In January 2012, Caterpillar locked out union workers at a locomotive factory in Ontario, Canada, after they rejected a pay cut of about 50 percent; the company shuttered the plant and moved production to Muncie, Ind., where workers accepted lower wages. Last May, Caterpillar took a hard line during negotiations with employees at its Joliet, Ill., hydraulic parts factory, insisting on cuts to health care and other benefits. After striking for three months, employees caved at the end of the summer. Senior workers’ wages were frozen for six years. Caterpillar is currently battling union workers at its Milwaukee plant.

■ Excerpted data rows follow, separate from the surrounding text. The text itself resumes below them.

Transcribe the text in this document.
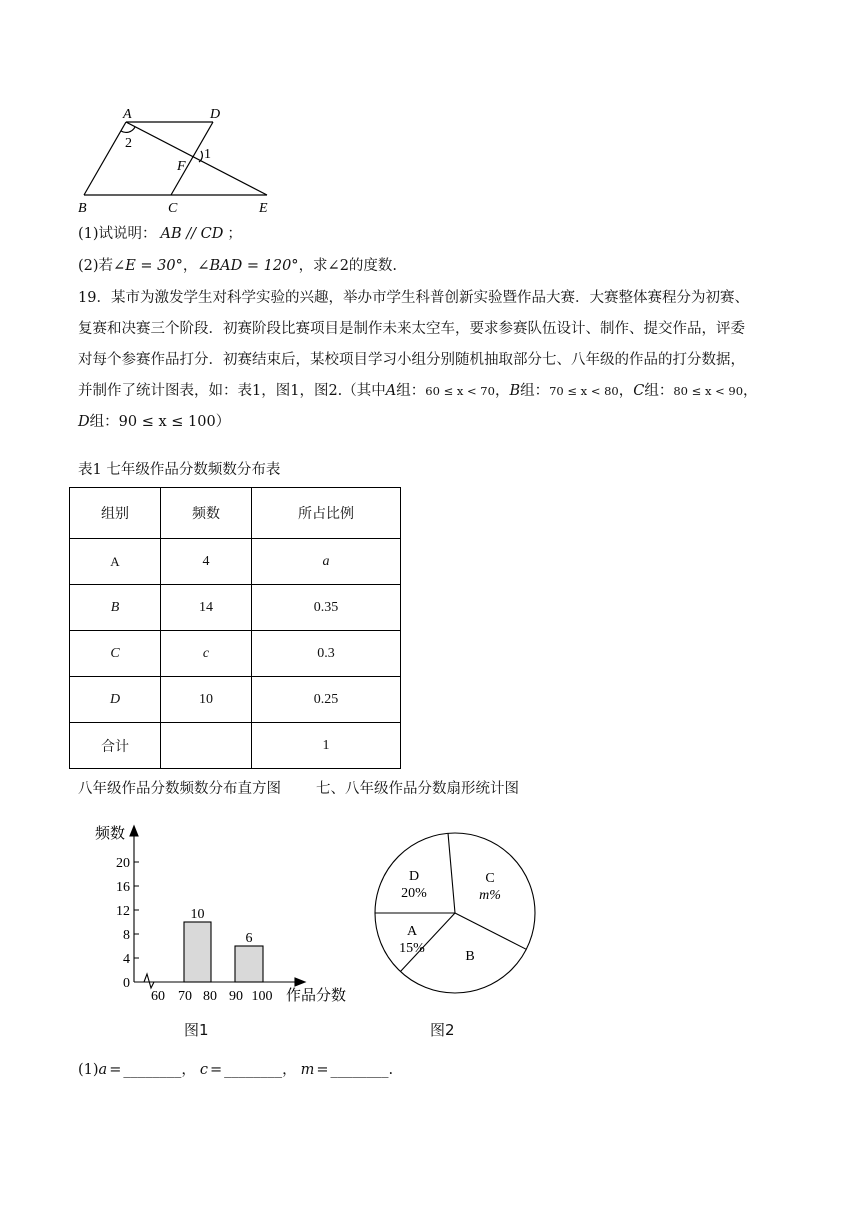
A	D
F
B	C	E
2
1
(1)试说明： AB // CD ；
(2)若∠E = 30°，∠BAD = 120°，求∠2的度数.
19．某市为激发学生对科学实验的兴趣，举办市学生科普创新实验暨作品大赛．大赛整体赛程分为初赛、
复赛和决赛三个阶段．初赛阶段比赛项目是制作未来太空车，要求参赛队伍设计、制作、提交作品，评委
对每个参赛作品打分．初赛结束后，某校项目学习小组分别随机抽取部分七、八年级的作品的打分数据，
并制作了统计图表，如：表1，图1，图2.（其中A组：60 ≤ x < 70，B组：70 ≤ x < 80，C组：80 ≤ x < 90，
D组：90 ≤ x ≤ 100）
表1 七年级作品分数频数分布表
组别	频数	所占比例
A	4	a
B	14	0.35
C	c	0.3
D	10	0.25
合计		1
八年级作品分数频数分布直方图 七、八年级作品分数扇形统计图
频数
作品分数
0
4
8
12
16
20
60 70 80 90 100
10
6
图1
D
20%
C
m%
B
A
15%
图2
(1)a = ________， c = ________， m = ________.
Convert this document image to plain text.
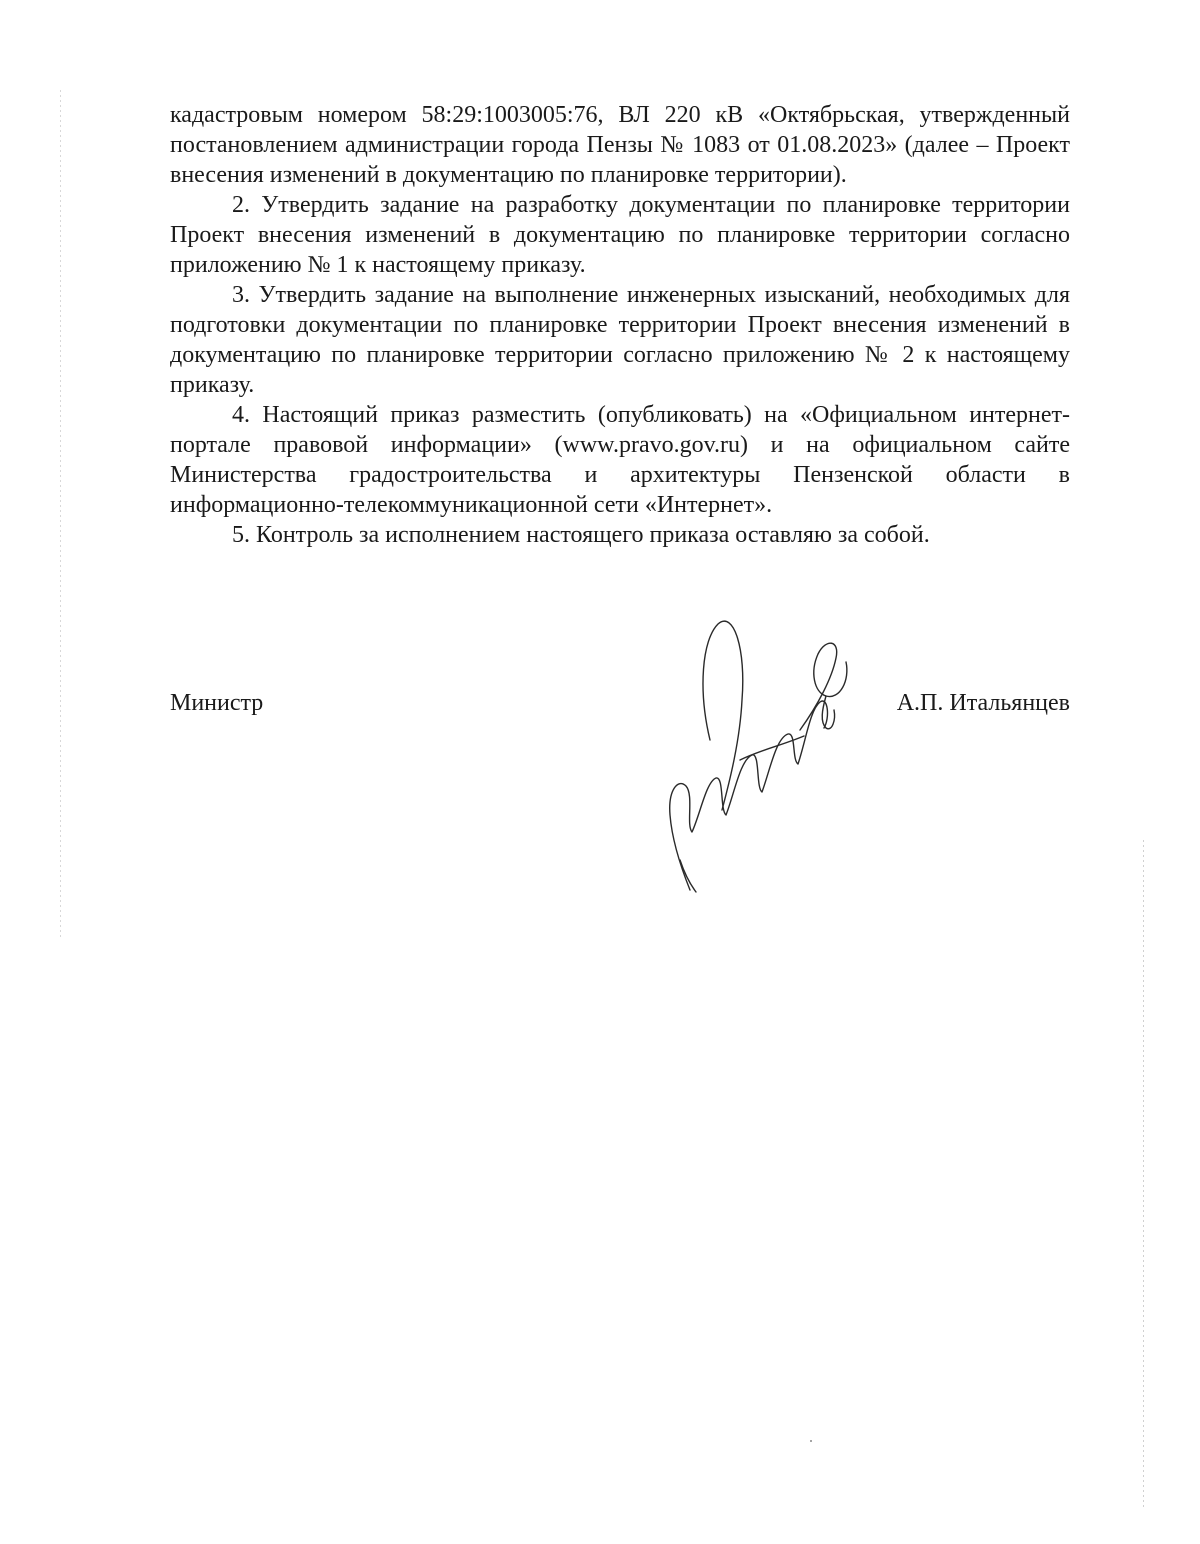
кадастровым номером 58:29:1003005:76, ВЛ 220 кВ «Октябрьская, утвержденный постановлением администрации города Пензы № 1083 от 01.08.2023» (далее – Проект внесения изменений в документацию по планировке территории).

2. Утвердить задание на разработку документации по планировке территории Проект внесения изменений в документацию по планировке территории согласно приложению № 1 к настоящему приказу.

3. Утвердить задание на выполнение инженерных изысканий, необходимых для подготовки документации по планировке территории Проект внесения изменений в документацию по планировке территории согласно приложению № 2 к настоящему приказу.

4. Настоящий приказ разместить (опубликовать) на «Официальном интернет-портале правовой информации» (www.pravo.gov.ru) и на официальном сайте Министерства градостроительства и архитектуры Пензенской области в информационно-телекоммуникационной сети «Интернет».

5. Контроль за исполнением настоящего приказа оставляю за собой.

Министр	А.П. Итальянцев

As Caterpillar has squeezed hourly workers for concessions, Oberhelman’s own pay rose 60 percent in 2011, to more than $16 million. Although the company’s profits have declined in recent quarters, largely because of a decline in commodities prices, which has hurt all mining equipment makers, Caterpillar said on April 22 that Oberhelman’s compensation had jumped again, to $22 million.

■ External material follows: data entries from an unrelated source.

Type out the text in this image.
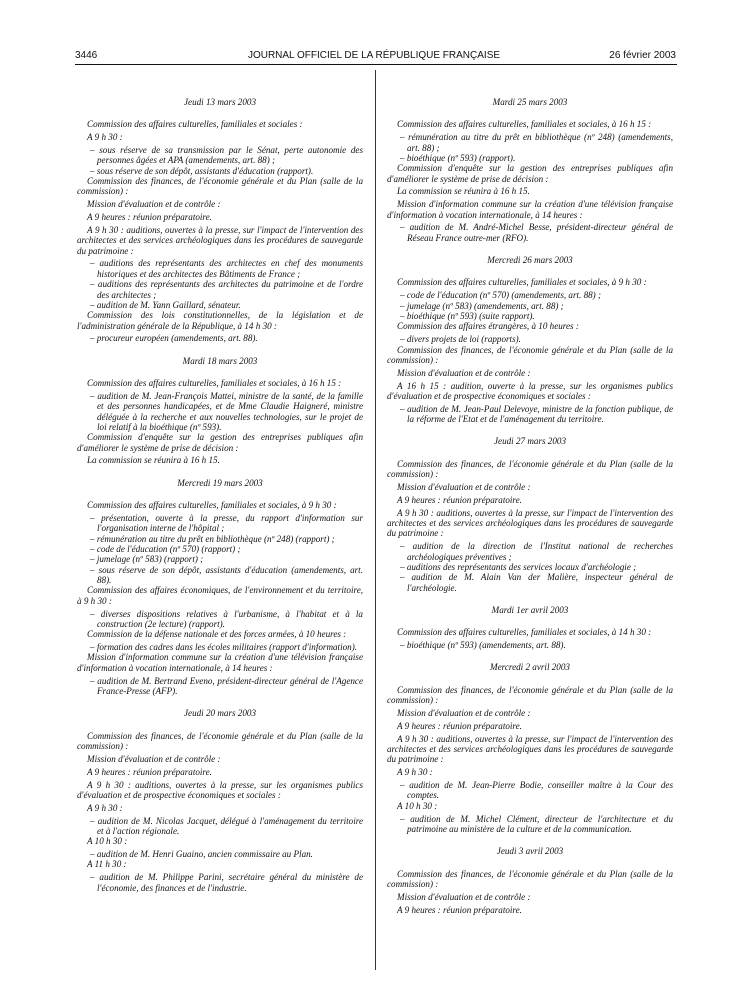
3446	JOURNAL OFFICIEL DE LA RÉPUBLIQUE FRANÇAISE	26 février 2003
Jeudi 13 mars 2003
Commission des affaires culturelles, familiales et sociales :
A 9 h 30 :
– sous réserve de sa transmission par le Sénat, perte autonomie des personnes âgées et APA (amendements, art. 88) ;
– sous réserve de son dépôt, assistants d'éducation (rapport).
Commission des finances, de l'économie générale et du Plan (salle de la commission) :
Mission d'évaluation et de contrôle :
A 9 heures : réunion préparatoire.
A 9 h 30 : auditions, ouvertes à la presse, sur l'impact de l'intervention des architectes et des services archéologiques dans les procédures de sauvegarde du patrimoine :
– auditions des représentants des architectes en chef des monuments historiques et des architectes des Bâtiments de France ;
– auditions des représentants des architectes du patrimoine et de l'ordre des architectes ;
– audition de M. Yann Gaillard, sénateur.
Commission des lois constitutionnelles, de la législation et de l'administration générale de la République, à 14 h 30 :
– procureur européen (amendements, art. 88).
Mardi 18 mars 2003
Commission des affaires culturelles, familiales et sociales, à 16 h 15 :
– audition de M. Jean-François Mattei, ministre de la santé, de la famille et des personnes handicapées, et de Mme Claudie Haigneré, ministre déléguée à la recherche et aux nouvelles technologies, sur le projet de loi relatif à la bioéthique (nº 593).
Commission d'enquête sur la gestion des entreprises publiques afin d'améliorer le système de prise de décision :
La commission se réunira à 16 h 15.
Mercredi 19 mars 2003
Commission des affaires culturelles, familiales et sociales, à 9 h 30 :
– présentation, ouverte à la presse, du rapport d'information sur l'organisation interne de l'hôpital ;
– rémunération au titre du prêt en bibliothèque (nº 248) (rapport) ;
– code de l'éducation (nº 570) (rapport) ;
– jumelage (nº 583) (rapport) ;
– sous réserve de son dépôt, assistants d'éducation (amendements, art. 88).
Commission des affaires économiques, de l'environnement et du territoire, à 9 h 30 :
– diverses dispositions relatives à l'urbanisme, à l'habitat et à la construction (2e lecture) (rapport).
Commission de la défense nationale et des forces armées, à 10 heures :
– formation des cadres dans les écoles militaires (rapport d'information).
Mission d'information commune sur la création d'une télévision française d'information à vocation internationale, à 14 heures :
– audition de M. Bertrand Eveno, président-directeur général de l'Agence France-Presse (AFP).
Jeudi 20 mars 2003
Commission des finances, de l'économie générale et du Plan (salle de la commission) :
Mission d'évaluation et de contrôle :
A 9 heures : réunion préparatoire.
A 9 h 30 : auditions, ouvertes à la presse, sur les organismes publics d'évaluation et de prospective économiques et sociales :
A 9 h 30 :
– audition de M. Nicolas Jacquet, délégué à l'aménagement du territoire et à l'action régionale.
A 10 h 30 :
– audition de M. Henri Guaino, ancien commissaire au Plan.
A 11 h 30 :
– audition de M. Philippe Parini, secrétaire général du ministère de l'économie, des finances et de l'industrie.
Mardi 25 mars 2003
Commission des affaires culturelles, familiales et sociales, à 16 h 15 :
– rémunération au titre du prêt en bibliothèque (nº 248) (amendements, art. 88) ;
– bioéthique (nº 593) (rapport).
Commission d'enquête sur la gestion des entreprises publiques afin d'améliorer le système de prise de décision :
La commission se réunira à 16 h 15.
Mission d'information commune sur la création d'une télévision française d'information à vocation internationale, à 14 heures :
– audition de M. André-Michel Besse, président-directeur général de Réseau France outre-mer (RFO).
Mercredi 26 mars 2003
Commission des affaires culturelles, familiales et sociales, à 9 h 30 :
– code de l'éducation (nº 570) (amendements, art. 88) ;
– jumelage (nº 583) (amendements, art. 88) ;
– bioéthique (nº 593) (suite rapport).
Commission des affaires étrangères, à 10 heures :
– divers projets de loi (rapports).
Commission des finances, de l'économie générale et du Plan (salle de la commission) :
Mission d'évaluation et de contrôle :
A 16 h 15 : audition, ouverte à la presse, sur les organismes publics d'évaluation et de prospective économiques et sociales :
– audition de M. Jean-Paul Delevoye, ministre de la fonction publique, de la réforme de l'Etat et de l'aménagement du territoire.
Jeudi 27 mars 2003
Commission des finances, de l'économie générale et du Plan (salle de la commission) :
Mission d'évaluation et de contrôle :
A 9 heures : réunion préparatoire.
A 9 h 30 : auditions, ouvertes à la presse, sur l'impact de l'intervention des architectes et des services archéologiques dans les procédures de sauvegarde du patrimoine :
– audition de la direction de l'Institut national de recherches archéologiques préventives ;
– auditions des représentants des services locaux d'archéologie ;
– audition de M. Alain Van der Malière, inspecteur général de l'archéologie.
Mardi 1er avril 2003
Commission des affaires culturelles, familiales et sociales, à 14 h 30 :
– bioéthique (nº 593) (amendements, art. 88).
Mercredi 2 avril 2003
Commission des finances, de l'économie générale et du Plan (salle de la commission) :
Mission d'évaluation et de contrôle :
A 9 heures : réunion préparatoire.
A 9 h 30 : auditions, ouvertes à la presse, sur l'impact de l'intervention des architectes et des services archéologiques dans les procédures de sauvegarde du patrimoine :
A 9 h 30 :
– audition de M. Jean-Pierre Bodie, conseiller maître à la Cour des comptes.
A 10 h 30 :
– audition de M. Michel Clément, directeur de l'architecture et du patrimoine au ministère de la culture et de la communication.
Jeudi 3 avril 2003
Commission des finances, de l'économie générale et du Plan (salle de la commission) :
Mission d'évaluation et de contrôle :
A 9 heures : réunion préparatoire.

The average pay for an executive officer at Caterpillar has risen 56 percent over the past six years, to more than $10 million, according to an analysis by Bloomberg of Securities and Exchange Commission filings.
Caterpillar has become a symbol of the growing divergence in corporate America between profit and wages. As a percentage of gross domestic product, corporate earnings recently reached their highest level in more than 60 years, and wages fell to new lows, according to Moody’s Analytics.
This inequity angers Caterpillar workers.
John Arnold, 35, a parts auditor at Caterpillar’s Morton, Ill., distribution facility, said some of his co-workers are on food stamps.
“I don’t understand how a company can make billions and billions of dollars in profits and have people on welfare,” said Arnold, who has worked for Caterpillar since 1999 and makes $15.66 an hour.
Although Caterpillar has fought vigorously against writing guaranteed pay increases into its contracts — and won, every time — it does offer market-based wage increases. It has also given quarterly bonuses to workers. The company says it pays workers at rates that are locally competitive, though Randy Smith, president of the United Auto Workers’ Peoria chapter, said welders at a nearby plant owned by Komatsu Ltd., Caterpillar’s biggest rival, make $3 to $4 more per hour.
After walking through the Peoria factory, Oberhelman takes off his safety glasses and sits down to eat his low-carb lunch: turkey wrapped in lettuce. He talks about his upbringing in Illinois and his career at Caterpillar. He lists his hobbies — hunting, “outdoors things.” Then comes the difficult question: Why is Caterpillar fighting its workers over wages?
Oberhelman nods briskly, eager to put the issue to rest.
“We have to be competitive if we’re gonna win. And frankly, if we’re not competitive ... we’re not gonna be here in the next 30 years. That’s a simple message, but” — he starts to hammer his hand against the table — “it’s very ... very ... tough.” After a pause, he lets his hand lay flat. “I always try to communicate to our people that we can never make enough money,” Oberhelman continues. “We can never make enough profit.”
When will workers’ wages rise? “The answer to that is: when we start to see economic growth through GDP,” he said. “Part of the reason we’re seeing no inflation is because there’s no growth. Inflation was driven by higher labor costs, not higher goods costs. Frankly, I’d love to see a little bit of that. Because I’d love to pay people more. I’d love to see rising wages for everybody.”